Before matching, the MusicXML files were converted to MIDI format using the partitura library (Cancino‑ Chacón et al., 2022) with the following refinements:

Dynamics and Tempo: the <sound> tags and dynamics attributes for notes are processed to embed performance direction markings for dynamics and tempo directly into the note velocities and tempo changes of the score MIDI file.
Ornaments: trills and mordents are unrolled based on the invisible notes available in MusicXML (<cue/> or print‑object=‘‘no''). The base visible ornament note is removed to avoid overlapping note events.
Grace Notes: acciaccatura and appoggiatura notes are expanded based on the definitions. Acciaccatura notes appear as a sequence of 32nd notes before the beat. Appoggiatura notes steal the duration of the main note.
Repeats: for scores with repeats, two versions are created: a maximal version with all repeats unfolded and a minimal version with each repeat played only once (suffix _mini in the file name).

These changes ensure fair consideration of score structure and performance‑specific elements in MIDI score files. To simplify the management of the created dataset, the full set of possible repeat structures in the scores was not considered.

3.2.2 Candidate pair selection

To avoid a brute‑force comparison of all files, a filtering step to identify a smaller set of candidate pairs is performed. A score is paired with a performance if they meet the following criteria:

Composer: the composer names, extracted from file paths or metadata tags, match;
Note Count: the note ratio $R_{n}$ falls within a plausible range of close length: $0.75 \leq R_{n} \leq 1.33$ ; and
Keywords: if available, the catalog numbers, and key/scale information within the titles match.

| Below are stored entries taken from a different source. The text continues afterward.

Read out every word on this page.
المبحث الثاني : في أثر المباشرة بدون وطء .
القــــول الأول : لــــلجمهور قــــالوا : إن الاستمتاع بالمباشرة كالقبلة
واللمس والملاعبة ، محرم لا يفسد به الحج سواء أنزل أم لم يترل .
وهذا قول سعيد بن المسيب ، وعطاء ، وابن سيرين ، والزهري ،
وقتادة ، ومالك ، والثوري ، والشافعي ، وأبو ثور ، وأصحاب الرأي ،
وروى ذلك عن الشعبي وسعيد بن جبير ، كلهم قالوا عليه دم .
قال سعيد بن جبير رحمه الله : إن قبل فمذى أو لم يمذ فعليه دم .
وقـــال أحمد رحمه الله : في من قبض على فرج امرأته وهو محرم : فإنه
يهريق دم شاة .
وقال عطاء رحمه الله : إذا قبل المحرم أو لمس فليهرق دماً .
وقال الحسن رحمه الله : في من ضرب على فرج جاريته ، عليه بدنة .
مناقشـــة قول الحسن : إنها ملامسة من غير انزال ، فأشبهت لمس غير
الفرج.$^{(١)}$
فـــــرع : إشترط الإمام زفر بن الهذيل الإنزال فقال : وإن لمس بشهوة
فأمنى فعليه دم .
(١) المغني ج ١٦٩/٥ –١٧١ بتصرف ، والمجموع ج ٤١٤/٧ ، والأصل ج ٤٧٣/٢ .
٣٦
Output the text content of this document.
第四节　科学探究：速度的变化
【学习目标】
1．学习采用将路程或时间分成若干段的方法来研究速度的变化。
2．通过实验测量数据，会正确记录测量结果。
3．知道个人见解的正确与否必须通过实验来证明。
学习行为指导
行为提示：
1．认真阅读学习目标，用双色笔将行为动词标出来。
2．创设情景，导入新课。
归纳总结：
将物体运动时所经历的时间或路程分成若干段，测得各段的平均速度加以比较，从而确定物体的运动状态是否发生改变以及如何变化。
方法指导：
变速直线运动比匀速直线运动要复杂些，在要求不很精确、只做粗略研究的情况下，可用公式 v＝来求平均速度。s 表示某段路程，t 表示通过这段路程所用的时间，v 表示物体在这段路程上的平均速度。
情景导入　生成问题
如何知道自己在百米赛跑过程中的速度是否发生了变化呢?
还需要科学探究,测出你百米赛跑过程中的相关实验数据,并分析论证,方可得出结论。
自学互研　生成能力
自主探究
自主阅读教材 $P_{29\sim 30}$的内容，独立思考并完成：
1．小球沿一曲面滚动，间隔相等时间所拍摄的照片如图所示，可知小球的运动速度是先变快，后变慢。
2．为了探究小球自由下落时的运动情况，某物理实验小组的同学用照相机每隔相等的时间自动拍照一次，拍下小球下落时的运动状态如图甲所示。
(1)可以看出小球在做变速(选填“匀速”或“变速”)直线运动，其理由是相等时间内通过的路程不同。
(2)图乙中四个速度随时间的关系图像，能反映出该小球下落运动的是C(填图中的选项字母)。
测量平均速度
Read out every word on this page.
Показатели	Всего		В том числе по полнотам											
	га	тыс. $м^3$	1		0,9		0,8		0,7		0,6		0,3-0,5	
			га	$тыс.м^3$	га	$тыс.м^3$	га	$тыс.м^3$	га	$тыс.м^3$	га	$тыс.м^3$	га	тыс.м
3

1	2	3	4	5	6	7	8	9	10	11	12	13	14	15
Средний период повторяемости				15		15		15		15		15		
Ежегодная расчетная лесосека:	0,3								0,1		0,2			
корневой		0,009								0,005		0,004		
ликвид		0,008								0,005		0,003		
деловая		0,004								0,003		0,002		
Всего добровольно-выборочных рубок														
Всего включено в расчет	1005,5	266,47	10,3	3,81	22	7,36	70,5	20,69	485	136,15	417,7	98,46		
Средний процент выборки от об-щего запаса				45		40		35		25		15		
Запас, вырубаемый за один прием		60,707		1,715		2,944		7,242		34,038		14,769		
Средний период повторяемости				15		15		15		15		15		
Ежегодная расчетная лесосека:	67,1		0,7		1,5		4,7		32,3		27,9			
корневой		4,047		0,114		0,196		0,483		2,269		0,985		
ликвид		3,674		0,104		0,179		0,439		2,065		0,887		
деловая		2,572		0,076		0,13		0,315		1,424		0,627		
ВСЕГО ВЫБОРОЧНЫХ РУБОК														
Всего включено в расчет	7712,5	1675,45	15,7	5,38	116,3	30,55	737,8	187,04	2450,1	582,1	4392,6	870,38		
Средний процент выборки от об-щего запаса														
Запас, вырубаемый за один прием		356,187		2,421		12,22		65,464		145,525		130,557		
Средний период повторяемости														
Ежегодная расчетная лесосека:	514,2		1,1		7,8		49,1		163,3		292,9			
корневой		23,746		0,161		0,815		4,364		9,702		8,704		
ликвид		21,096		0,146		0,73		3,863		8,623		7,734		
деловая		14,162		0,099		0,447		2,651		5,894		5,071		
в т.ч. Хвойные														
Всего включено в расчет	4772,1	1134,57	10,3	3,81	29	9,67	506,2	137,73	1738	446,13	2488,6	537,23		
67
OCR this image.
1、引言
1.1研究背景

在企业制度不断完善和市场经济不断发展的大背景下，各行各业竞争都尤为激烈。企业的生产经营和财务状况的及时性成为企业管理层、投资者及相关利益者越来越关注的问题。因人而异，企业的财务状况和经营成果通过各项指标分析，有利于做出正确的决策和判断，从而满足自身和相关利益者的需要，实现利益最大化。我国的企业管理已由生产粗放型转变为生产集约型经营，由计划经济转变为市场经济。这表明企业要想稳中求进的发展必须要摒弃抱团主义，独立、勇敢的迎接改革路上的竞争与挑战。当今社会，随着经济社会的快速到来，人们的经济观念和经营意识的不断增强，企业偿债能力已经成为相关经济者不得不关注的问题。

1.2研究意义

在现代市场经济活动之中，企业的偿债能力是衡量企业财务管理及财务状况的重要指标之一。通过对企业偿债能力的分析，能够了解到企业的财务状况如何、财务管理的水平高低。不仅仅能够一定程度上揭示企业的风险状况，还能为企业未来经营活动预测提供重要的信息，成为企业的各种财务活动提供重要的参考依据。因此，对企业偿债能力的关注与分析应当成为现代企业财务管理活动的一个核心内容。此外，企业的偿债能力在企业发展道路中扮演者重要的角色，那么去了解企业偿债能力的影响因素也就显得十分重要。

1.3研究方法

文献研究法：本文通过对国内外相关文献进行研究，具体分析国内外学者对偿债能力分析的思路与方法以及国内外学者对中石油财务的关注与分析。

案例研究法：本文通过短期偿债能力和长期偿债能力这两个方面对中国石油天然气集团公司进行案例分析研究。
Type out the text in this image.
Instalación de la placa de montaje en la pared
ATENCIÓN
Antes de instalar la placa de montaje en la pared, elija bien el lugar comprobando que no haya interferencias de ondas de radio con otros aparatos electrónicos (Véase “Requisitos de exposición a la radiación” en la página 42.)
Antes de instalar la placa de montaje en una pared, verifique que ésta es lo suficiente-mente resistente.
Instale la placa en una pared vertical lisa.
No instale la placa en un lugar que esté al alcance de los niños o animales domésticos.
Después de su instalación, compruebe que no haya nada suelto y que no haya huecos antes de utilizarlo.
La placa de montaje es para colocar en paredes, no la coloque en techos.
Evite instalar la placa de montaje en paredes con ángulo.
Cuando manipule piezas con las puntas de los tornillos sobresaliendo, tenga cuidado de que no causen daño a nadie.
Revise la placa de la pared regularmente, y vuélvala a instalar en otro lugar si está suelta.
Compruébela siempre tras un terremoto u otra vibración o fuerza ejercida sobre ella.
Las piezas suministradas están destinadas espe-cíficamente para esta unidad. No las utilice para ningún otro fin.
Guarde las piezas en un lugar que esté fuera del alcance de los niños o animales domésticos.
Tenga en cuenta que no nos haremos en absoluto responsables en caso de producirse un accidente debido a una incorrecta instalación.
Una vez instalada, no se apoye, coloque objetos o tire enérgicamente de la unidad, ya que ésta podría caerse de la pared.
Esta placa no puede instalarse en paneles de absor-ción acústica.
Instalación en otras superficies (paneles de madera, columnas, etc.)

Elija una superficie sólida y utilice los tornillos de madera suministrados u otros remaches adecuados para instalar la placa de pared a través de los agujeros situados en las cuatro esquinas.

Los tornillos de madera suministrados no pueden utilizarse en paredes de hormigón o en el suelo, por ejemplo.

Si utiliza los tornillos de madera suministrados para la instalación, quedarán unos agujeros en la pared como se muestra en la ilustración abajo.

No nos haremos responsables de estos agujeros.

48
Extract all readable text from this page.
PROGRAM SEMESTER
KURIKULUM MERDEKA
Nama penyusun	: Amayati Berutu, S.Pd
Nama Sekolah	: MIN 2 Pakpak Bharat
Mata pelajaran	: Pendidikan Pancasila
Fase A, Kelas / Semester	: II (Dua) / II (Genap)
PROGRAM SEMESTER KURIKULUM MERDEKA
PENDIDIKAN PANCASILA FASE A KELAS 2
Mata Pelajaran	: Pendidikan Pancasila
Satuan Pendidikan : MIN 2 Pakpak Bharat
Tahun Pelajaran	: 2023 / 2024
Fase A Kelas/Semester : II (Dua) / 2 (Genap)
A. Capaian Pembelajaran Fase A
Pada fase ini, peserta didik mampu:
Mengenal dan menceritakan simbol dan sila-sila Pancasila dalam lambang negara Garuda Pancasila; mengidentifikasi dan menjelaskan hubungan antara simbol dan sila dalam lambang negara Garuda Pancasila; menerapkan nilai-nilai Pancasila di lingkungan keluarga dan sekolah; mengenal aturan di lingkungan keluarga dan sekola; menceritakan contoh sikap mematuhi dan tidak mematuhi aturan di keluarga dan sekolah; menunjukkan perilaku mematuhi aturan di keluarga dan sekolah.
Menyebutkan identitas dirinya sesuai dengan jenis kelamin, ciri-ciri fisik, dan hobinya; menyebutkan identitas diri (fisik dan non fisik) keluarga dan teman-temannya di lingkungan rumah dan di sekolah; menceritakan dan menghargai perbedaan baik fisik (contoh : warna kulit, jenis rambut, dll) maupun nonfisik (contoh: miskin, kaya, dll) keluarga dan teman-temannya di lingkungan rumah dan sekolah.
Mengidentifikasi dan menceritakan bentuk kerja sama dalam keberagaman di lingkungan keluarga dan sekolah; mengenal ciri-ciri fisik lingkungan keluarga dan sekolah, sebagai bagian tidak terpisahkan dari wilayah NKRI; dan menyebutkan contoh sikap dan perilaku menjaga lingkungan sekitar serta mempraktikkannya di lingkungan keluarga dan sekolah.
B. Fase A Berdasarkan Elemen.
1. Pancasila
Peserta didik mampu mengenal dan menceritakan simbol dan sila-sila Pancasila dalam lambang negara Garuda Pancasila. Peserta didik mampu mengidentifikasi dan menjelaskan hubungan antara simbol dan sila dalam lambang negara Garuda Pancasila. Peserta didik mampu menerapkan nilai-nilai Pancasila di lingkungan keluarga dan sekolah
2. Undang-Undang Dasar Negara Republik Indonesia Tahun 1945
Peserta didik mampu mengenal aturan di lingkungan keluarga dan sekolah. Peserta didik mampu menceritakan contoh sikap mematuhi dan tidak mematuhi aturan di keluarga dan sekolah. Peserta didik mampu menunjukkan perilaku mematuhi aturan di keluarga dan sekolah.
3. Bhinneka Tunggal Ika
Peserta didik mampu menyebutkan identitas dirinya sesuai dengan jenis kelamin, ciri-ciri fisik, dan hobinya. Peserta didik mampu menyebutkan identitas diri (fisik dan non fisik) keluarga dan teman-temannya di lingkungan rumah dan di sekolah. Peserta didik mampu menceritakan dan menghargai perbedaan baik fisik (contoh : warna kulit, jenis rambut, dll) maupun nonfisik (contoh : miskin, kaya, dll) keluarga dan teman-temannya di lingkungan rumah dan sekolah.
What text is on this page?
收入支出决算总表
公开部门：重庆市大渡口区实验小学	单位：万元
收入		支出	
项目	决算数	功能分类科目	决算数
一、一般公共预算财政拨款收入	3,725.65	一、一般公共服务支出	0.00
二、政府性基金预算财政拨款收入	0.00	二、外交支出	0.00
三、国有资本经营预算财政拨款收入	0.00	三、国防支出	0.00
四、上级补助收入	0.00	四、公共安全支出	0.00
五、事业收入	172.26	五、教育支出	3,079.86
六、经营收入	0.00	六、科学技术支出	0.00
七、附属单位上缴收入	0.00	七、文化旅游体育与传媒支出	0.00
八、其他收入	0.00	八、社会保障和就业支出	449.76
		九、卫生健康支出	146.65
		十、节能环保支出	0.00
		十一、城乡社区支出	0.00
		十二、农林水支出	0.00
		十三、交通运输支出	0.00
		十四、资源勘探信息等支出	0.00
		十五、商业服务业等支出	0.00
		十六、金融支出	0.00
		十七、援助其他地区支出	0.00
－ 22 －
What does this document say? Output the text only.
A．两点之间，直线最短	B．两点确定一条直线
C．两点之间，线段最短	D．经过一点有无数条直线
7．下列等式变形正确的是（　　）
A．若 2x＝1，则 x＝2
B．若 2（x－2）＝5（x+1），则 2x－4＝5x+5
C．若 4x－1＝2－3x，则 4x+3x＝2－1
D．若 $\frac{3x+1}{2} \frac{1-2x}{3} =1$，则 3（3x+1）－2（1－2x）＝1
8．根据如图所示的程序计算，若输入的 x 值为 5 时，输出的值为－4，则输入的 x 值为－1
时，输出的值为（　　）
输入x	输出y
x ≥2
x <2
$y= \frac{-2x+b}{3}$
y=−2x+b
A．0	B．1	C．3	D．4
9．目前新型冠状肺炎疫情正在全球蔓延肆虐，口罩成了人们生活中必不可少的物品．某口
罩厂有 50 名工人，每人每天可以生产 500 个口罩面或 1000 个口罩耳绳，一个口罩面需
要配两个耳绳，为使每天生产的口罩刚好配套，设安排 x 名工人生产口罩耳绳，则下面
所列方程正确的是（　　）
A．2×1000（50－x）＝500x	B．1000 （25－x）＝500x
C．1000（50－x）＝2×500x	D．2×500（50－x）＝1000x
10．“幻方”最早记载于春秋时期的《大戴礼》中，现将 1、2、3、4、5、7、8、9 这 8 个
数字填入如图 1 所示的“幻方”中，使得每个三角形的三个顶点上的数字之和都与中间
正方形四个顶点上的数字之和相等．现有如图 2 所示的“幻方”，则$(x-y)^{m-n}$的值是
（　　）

This pre‑filtering enables efficient application of computationally intensive, alignment‑based verification.

3.2.3 Note alignment and verification

For the final step, note‑level alignments for candidate pairs were computed using the DualDTWNoteMatcher from Parangonar (Peter, 2023). The underlying dynamic time warping (DTW) implementation was optimized using Numba's just‑in‑time (JIT) compilation (Lam et al., 2015). The optimized version works, on average, 12 times faster on the ASAP dataset. This optimization was essential for performing millions of pairwise alignments within a reasonable timeframe.

A candidate pair is considered a definitive match if the alignment achieves $R_{a} > 0.7$ (more than 70% of score notes matched to the performance). This threshold was chosen empirically to ensure a global overlap between the sequences with close score and performed repeat structures. Unmatched notes may correspond to omitted repeats, transcription errors, or specific interpretations. These data are still valuable for performance‑only applications, including large‑scale pre‑training.

Performances that fail to align with the maximal unfolded score are matched to the minimal one, increasing data retention. The exact repeat structure of the performances is not detected. For trills, the number of notes may differ between performances and scores. However, unrollment of trills in the score MIDI yields a higher alignment recall than aligning multiple performed notes to a single base trill note.

Alignments are stored in compressed .npz files compatible with the original MIDI files. Each file contains arrays describing the attributes of the aligned score and performance notes: indices, pitches, and onset/offset times. Insertions and deletions are represented by the sentinel value −1 for missing attributes.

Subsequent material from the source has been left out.